Colleen Ketchum’s BeyondBarre routine combines ballet with Pilates for an exhilarating workout Photographs courtesy of BeyondBarre |
Meanwhile, in Warwick, Colleen Ketchum has created BeyondBarre, a workout that extends beyond the handrail. “This is not your daughter’s ballet class,” says the 38-year-old owner of Pilates in Motion workout studio in the village. “I could not be happier with how it’s taking off.”
Ketchum had long wanted to incorporate ballet barre exercises at her studio. The programs she considered, however, were all attached to franchises. “I didn’t see the point in paying franchising fees and changing the name of my studio,” she says.
She thought often about what kind of exercises she wanted to include in a barre class, but she’d never had the time to write a manual or teach trainers the new methods. “And then, after I’d had my third son — as if things weren’t hectic enough — one of the Pilates teachers said, ‘Oh, I can help you with that.’ ” Ketchum went on to develop BeyondBarre by collaborating with two trainers, one of whom is a professional stunt woman. The program has become so successful that Ketchum now licenses it nationally.
The 55-minute routine moves through a variety of exercises: warm up, small weights, Glide Board aerobics, barre work, and stretching. “This workout really targets the area between the hips and knees of women — thighs and glutes — the place where it’s really difficult to trim down and sculpt,” Ketchum says.
Barre exercises focus on stretching and strengthening muscles, but Ketchum wanted to ratchet up the aerobics aspect — just as a ballet performer gets a cardio workout on the dance floor in addition to completing a barre routine.
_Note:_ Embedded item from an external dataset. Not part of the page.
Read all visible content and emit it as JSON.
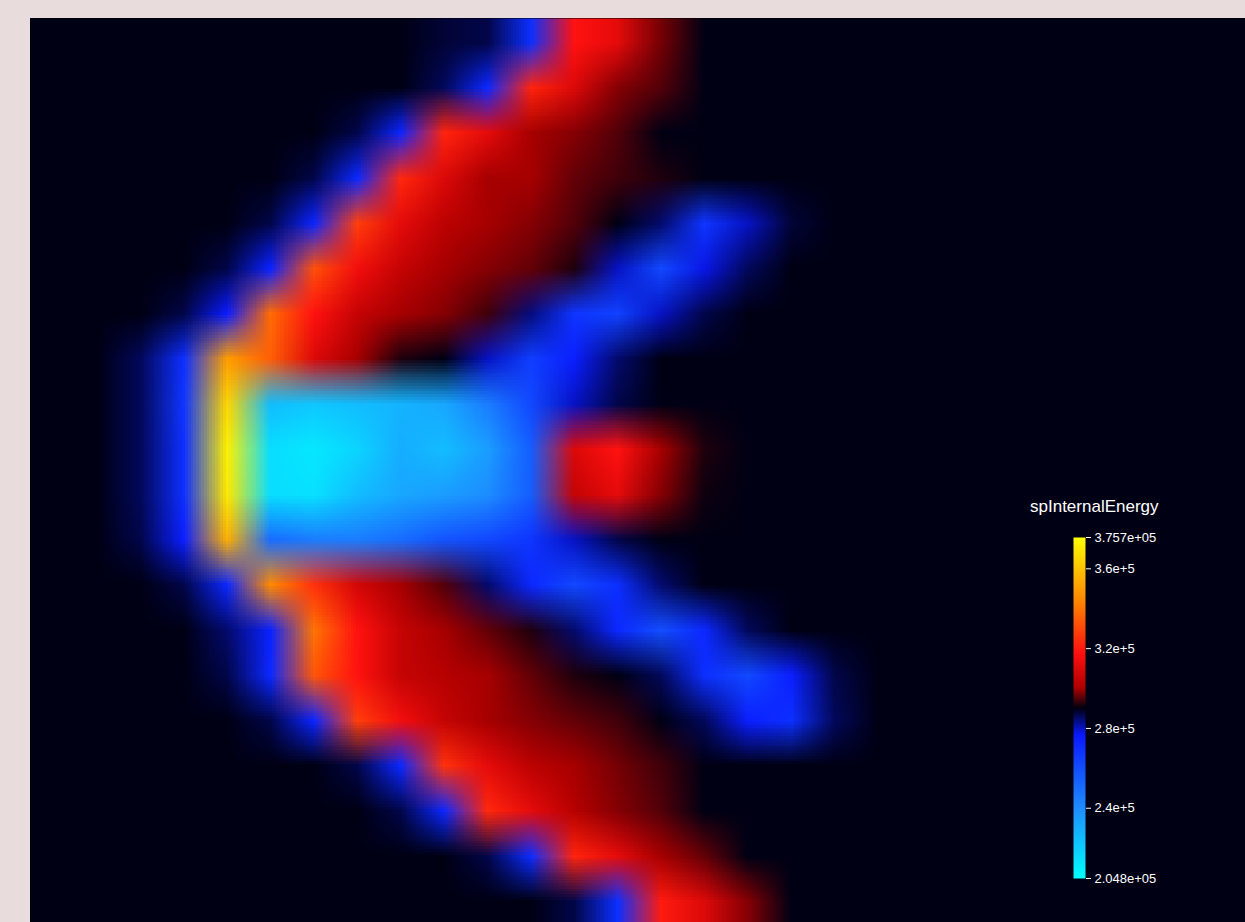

She determined she’d need a slippery surface in order for exercisers to remain in motion while staying in one place. “My father helped me create the Glide Board that we currently use,” she says. “He’s a fine woodworker, and I enlisted him to start making prototypes for me. He tried different materials, different lengths to come up with the perfect piece of equipment that would work well in my studio. And he did.” And it’s the board, which Ketchum has submitted for a patent, that makes this workout so different from others.
Varying from four to five feet long, the Glide Board’s surface is made from a super-slippery plastic, and each end is capped with a cross piece designed to keep feet and hands from sliding off. Users wear ballet shoes or specialty socks. “It’s fun, like ice skating,” Ketchum says. “It really works the lateral muscles of the body, which frequently isn’t done unless you’re an ice skater, hockey player, basketball player — someone who does a lot of that side-to-side motion.” Overall, the workout is meant to build “long muscles, and the kind of sculpted bodies that dancers have.”
Ketchum sells Glide Boards for $249 apiece through www.beyondbarre.com, a site that also provides information about the 17 BeyondBarre classes held each week at her studio. She’s licensing the workout to gyms throughout the country, and has already gone international with a license in Tel Aviv, Israel. Ketchum hopes to develop a BeyondBarre DVD to bring the workout into exercisers’ living rooms. That way, she says, “everyone can join in the ballet barre fun.”